GOP Senate candidate Matt Bevin has offered a number of excuses, since news broke that he attended a rally organized to promote the legalization of cockfighting in Kentucky. He said he’s “never been to a cockfight, don’t condone cockfighting,” but stopped short of saying unequivocally that he opposes animal fighting or that he supports the enforcement of anti-cockfighting laws. Bevin also said he “doesn’t believe this is a federal issue, and the state government can handle it.” But the cockfighters at the event were advocating for the repeal of the state’s anti-cockfighting statute. The point of the rally was to overturn Kentucky’s weak law against cockfighting, so how does Bevin’s invoking states’ rights clarify his participation at the event?
His latest claim is that animal fighting is an American tradition. “But it’s interesting when you look at cockfighting and dogfighting as well,” Bevin told Louisville’s WHAS News Radio. “This isn’t something new, it wasn’t invented in Kentucky, for example. I mean the Founding Fathers were all many of them very actively involved in this and always have been. These are things that are part of a tradition and a heritage that go back for hundreds of years and were very integral early on in this country. ”
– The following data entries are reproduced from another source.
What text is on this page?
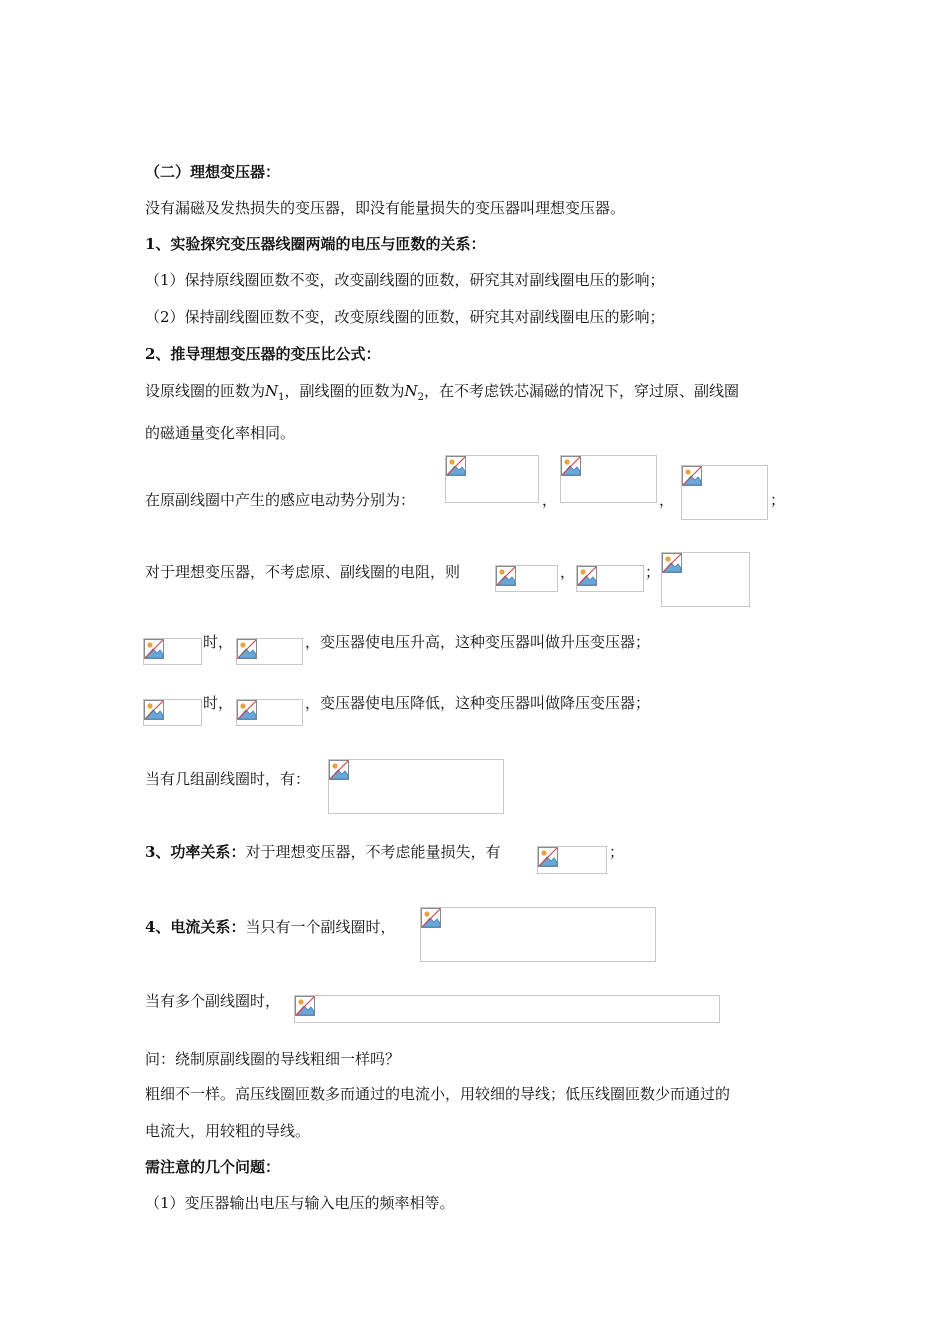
（二）理想变压器：
没有漏磁及发热损失的变压器，即没有能量损失的变压器叫理想变压器。
1、实验探究变压器线圈两端的电压与匝数的关系：
（1）保持原线圈匝数不变，改变副线圈的匝数，研究其对副线圈电压的影响；
（2）保持副线圈匝数不变，改变原线圈的匝数，研究其对副线圈电压的影响；
2、推导理想变压器的变压比公式：
设原线圈的匝数为$N_1$，副线圈的匝数为$N_2$，在不考虑铁芯漏磁的情况下，穿过原、副线圈
的磁通量变化率相同。
在原副线圈中产生的感应电动势分别为：	，	，	；
对于理想变压器，不考虑原、副线圈的电阻，则	，	；
时，	，变压器使电压升高，这种变压器叫做升压变压器；
时，	，变压器使电压降低，这种变压器叫做降压变压器；
当有几组副线圈时，有：
3、功率关系：对于理想变压器，不考虑能量损失，有	；
4、电流关系：当只有一个副线圈时，
当有多个副线圈时，
问：绕制原副线圈的导线粗细一样吗？
粗细不一样。高压线圈匝数多而通过的电流小，用较细的导线；低压线圈匝数少而通过的
电流大，用较粗的导线。
需注意的几个问题：
（1）变压器输出电压与输入电压的频率相等。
Very integral? Hardly. While the cockfighters would have us believe there were fighting pits at Mount Vernon and Monticello, there is no historical evidence to support claims that the Founding Fathers were involved in animal fighting. There is evidence, however, that they actively sought to root out the cruelty, which they saw as frivolous and detracting from the seriousness of the Revolutionary War effort. The First Continental Congress passed legislation in 1774 to “discountenance and discourage every species of extravagance and dissipation, especially all horse-racing, and all kinds of games, cock fighting, exhibitions of shows, plays, and other expensive diversions and entertainments.”
Since that time, all 50 states have banned dogfighting and cockfighting, with dogfighting a felony in all 50 and cockfighting now a felony in 41. The members of the organized criminal network of cockfighters flock to the remaining states, like Kentucky, with anemic misdemeanor penalties, hoping that law enforcement will look the other way. They bring with them the associated activities of drugs, prostitution, and other crimes. It’s an underworld enterprise, and it’s still such a problem that the U.S. Congress has seen fit to upgrade the federal law against animal fighting four times since 2002, closing loopholes that cockfighters try to sneak through.
State legislatures around the country, too, are working to fortify their animal fighting statutes. Louisiana, the last state in the union to prohibit cockfighting, is now considering a bill to strengthen the law by upgrading the penalties and banning the possession of knives, gaffs, and other cockfighting weapons. It appears that Matt Bevin isn’t the only politician who is confused about cockfighting: Although the legislation passed the Senate Judiciary Committee and is headed to the Senate floor for a vote, Louisiana State Sen. Elbert Guillory, of Opelousas, said the bill interferes with “a legitimate sport known as chicken boxing.”
Whether some politicians invoke “chicken boxing,” “states’ rights,” or “American tradition,” these words amount to code for some form of decriminalization, so that cockfighters can still pursue their hobby without penalty. The fact is, there’s no moral or rational justification for strapping razor-sharp knives and icepick-like gaffs to the legs of birds, throwing them into a pit and forcing them to hack each other to pieces, just for the entertainment of spectators who gamble on the fights and are titillated by the violence and bloodletting. There’s a difference between “liberty” and “license” and the cockfighters don’t seem to understand it. Now, in Kentucky, there’s a politician who doesn’t either.